Look Back in Anger
The phrase “angry young man” comes up frequently in relation to John Osborne’s 1956 drama Look Back in Anger. Jimmy Porter, the protagonist of the gritty, groundbreaking drama, is, indeed, angry and young—mainly angry. Really angry.
Originally the term referred not to Jimmy, but to John, the author. Osborne was the first among young playwrights of the late 1950s to develop a realistic style of theater (called “kitchen sink drama”) that explored issues of the working class.

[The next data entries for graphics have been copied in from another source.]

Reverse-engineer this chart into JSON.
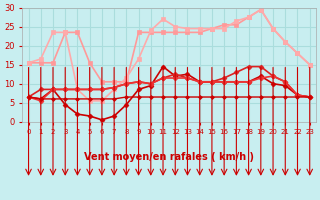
{
  "title": "",
  "xlabel": "Vent moyen/en rafales ( km/h )",
  "ylabel": "",
  "xlim": [
    0,
    23
  ],
  "ylim": [
    0,
    30
  ],
  "yticks": [
    0,
    5,
    10,
    15,
    20,
    25,
    30
  ],
  "xticks": [
    0,
    1,
    2,
    3,
    4,
    5,
    6,
    7,
    8,
    9,
    10,
    11,
    12,
    13,
    14,
    15,
    16,
    17,
    18,
    19,
    20,
    21,
    22,
    23
  ],
  "bg_color": "#c8eef0",
  "grid_color": "#aadddd",
  "series": [
    {
      "name": "light_upper1",
      "x": [
        0,
        1,
        2,
        3,
        4,
        5,
        6,
        7,
        8,
        9,
        10,
        11,
        12,
        13,
        14,
        15,
        16,
        17,
        18,
        19,
        20,
        21,
        22,
        23
      ],
      "y": [
        15.5,
        15.5,
        15.5,
        23.5,
        23.5,
        15.5,
        10.5,
        10.5,
        10.5,
        23.5,
        23.5,
        23.5,
        23.5,
        23.5,
        23.5,
        24.5,
        25.5,
        25.5,
        27.5,
        29.5,
        24.5,
        21.0,
        18.0,
        15.0
      ],
      "color": "#ff9999",
      "linewidth": 1.2,
      "marker": "s",
      "markersize": 2.5
    },
    {
      "name": "light_upper2",
      "x": [
        0,
        1,
        2,
        3,
        4,
        5,
        6,
        7,
        8,
        9,
        10,
        11,
        12,
        13,
        14,
        15,
        16,
        17,
        18,
        19,
        20,
        21,
        22,
        23
      ],
      "y": [
        15.5,
        16.5,
        23.5,
        23.5,
        8.5,
        5.5,
        5.5,
        8.5,
        11.5,
        16.5,
        24.0,
        27.0,
        25.0,
        24.5,
        24.5,
        24.5,
        24.5,
        26.5,
        27.5,
        29.5,
        24.5,
        21.0,
        18.0,
        15.0
      ],
      "color": "#ffaaaa",
      "linewidth": 1.2,
      "marker": "s",
      "markersize": 2.5
    },
    {
      "name": "dark_line1",
      "x": [
        0,
        1,
        2,
        3,
        4,
        5,
        6,
        7,
        8,
        9,
        10,
        11,
        12,
        13,
        14,
        15,
        16,
        17,
        18,
        19,
        20,
        21,
        22,
        23
      ],
      "y": [
        6.5,
        6.0,
        8.5,
        4.5,
        2.0,
        1.5,
        0.5,
        1.5,
        4.5,
        8.5,
        9.5,
        14.5,
        12.0,
        12.5,
        10.5,
        10.5,
        10.5,
        10.5,
        10.5,
        12.0,
        10.0,
        9.5,
        7.0,
        6.5
      ],
      "color": "#cc0000",
      "linewidth": 1.2,
      "marker": "D",
      "markersize": 2.5
    },
    {
      "name": "dark_line2",
      "x": [
        0,
        1,
        2,
        3,
        4,
        5,
        6,
        7,
        8,
        9,
        10,
        11,
        12,
        13,
        14,
        15,
        16,
        17,
        18,
        19,
        20,
        21,
        22,
        23
      ],
      "y": [
        6.5,
        8.5,
        8.5,
        8.5,
        8.5,
        8.5,
        8.5,
        9.0,
        10.0,
        10.5,
        10.0,
        11.5,
        12.5,
        11.5,
        10.5,
        10.5,
        11.5,
        13.0,
        14.5,
        14.5,
        12.0,
        10.5,
        7.0,
        6.5
      ],
      "color": "#dd2222",
      "linewidth": 1.2,
      "marker": "D",
      "markersize": 2.5
    },
    {
      "name": "dark_line3",
      "x": [
        0,
        1,
        2,
        3,
        4,
        5,
        6,
        7,
        8,
        9,
        10,
        11,
        12,
        13,
        14,
        15,
        16,
        17,
        18,
        19,
        20,
        21,
        22,
        23
      ],
      "y": [
        6.5,
        5.5,
        8.5,
        8.5,
        8.5,
        8.5,
        8.5,
        9.0,
        10.0,
        10.5,
        10.0,
        11.5,
        11.5,
        11.5,
        10.5,
        10.5,
        10.5,
        10.5,
        10.5,
        11.5,
        12.0,
        10.5,
        7.0,
        6.5
      ],
      "color": "#ee3333",
      "linewidth": 1.2,
      "marker": "D",
      "markersize": 2.5
    },
    {
      "name": "dark_low",
      "x": [
        0,
        1,
        2,
        3,
        4,
        5,
        6,
        7,
        8,
        9,
        10,
        11,
        12,
        13,
        14,
        15,
        16,
        17,
        18,
        19,
        20,
        21,
        22,
        23
      ],
      "y": [
        6.5,
        6.0,
        6.0,
        6.0,
        6.0,
        6.0,
        6.0,
        6.0,
        6.5,
        6.5,
        6.5,
        6.5,
        6.5,
        6.5,
        6.5,
        6.5,
        6.5,
        6.5,
        6.5,
        6.5,
        6.5,
        6.5,
        6.5,
        6.5
      ],
      "color": "#cc0000",
      "linewidth": 1.0,
      "marker": "D",
      "markersize": 2.0
    }
  ],
  "arrows": {
    "y": -1.5,
    "color": "#cc0000",
    "size": 6
  }
}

The play takes place entirely within a cramped and dirty apartment where Jimmy (played with much intensity by Dan Fagan) and his mousy upper-middle class wife Alison (Elyse Sharp) are crowded by the lodger Cliff (Paj Crank, a most amiable actor) and Alison’s actress friend Helena (Mallory Monachino). Social injustices, financial difficulties, spiteful acts and emotional wounds create the fabric of a plot that comes, finally, to a vaguely hopeful conclusion.
Director E.M. Hodge keeps the emphasis on the words—a long, steady stream of them—and her fine actors. In one small but integral scene, Loren Taylor, as Alison’s father, Colonel Redfern, delivers a remarkably naturalistic performance that gives added sheen to the production.